Da Corigliano percorrevano ogni giorno circa 170 chilometri per raggiungere la Puglia e la Basilicata, a seconda della richiesta di lavoro. E’ questo il periodo in cui è in corso la raccolta dell’uva e c’è bisogno di forza lavoro nei vigneti. Le quattro vittime dell’incidente stradale di sabato pomeriggio, 4 ottobre 2025, a Scanzano Jonico, nel Materano, diventano così le ennesime cadute di un sistema di caporalato, made in Calabria, che continua a mietere vite. L’incidente ha evidenziato ancora una volta le condizioni estreme e di sfruttamento che caratterizzano il lavoro dei braccianti.

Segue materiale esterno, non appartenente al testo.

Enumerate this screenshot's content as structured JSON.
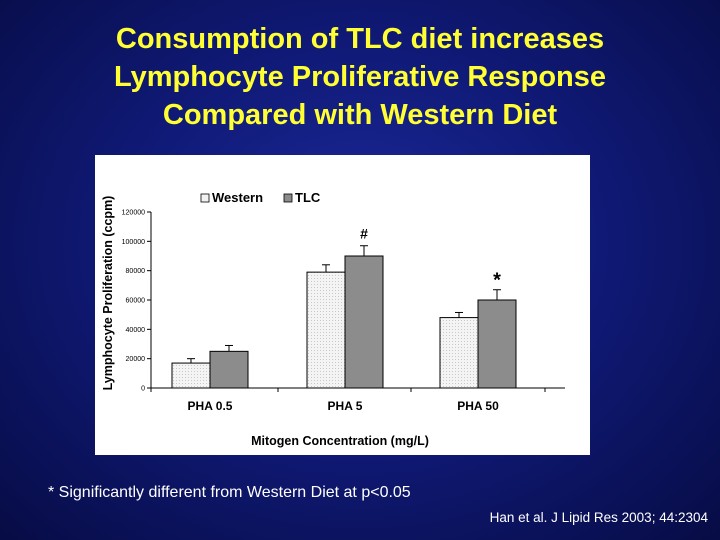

MORTI NELL’INCIDENTE A SCANZANO, L’AUTO ERA SOVRACCARICA: DIECI PERSONE SU SETTE POSTI PARTITI DA CORIGLIANO
Kumar Manoj, 34 anni, Singh Surjit, 33, Singh Harwinder, 31, e Singh Jaskaran, 20. Sono questi i nomi dei quattro braccianti di origine indiana (e non pakistana, come si era appreso in un primo momento) deceduti lungo la Fondovalle dell’Agri. I quattro lavoratori viaggiavano a bordo di una Renault Scenic a sette posti insieme ad altre sei persone – in tutto dieci – quando l’auto si è scontrata con un camion. Il gruppo di cittadini extracomunitari si stava trasferendo dalla Puglia per lavorare proprio in provincia di Matera, zona a forte vocazione agricola per l’ortofrutta. L’autista del mezzo pesante è rimasto illeso.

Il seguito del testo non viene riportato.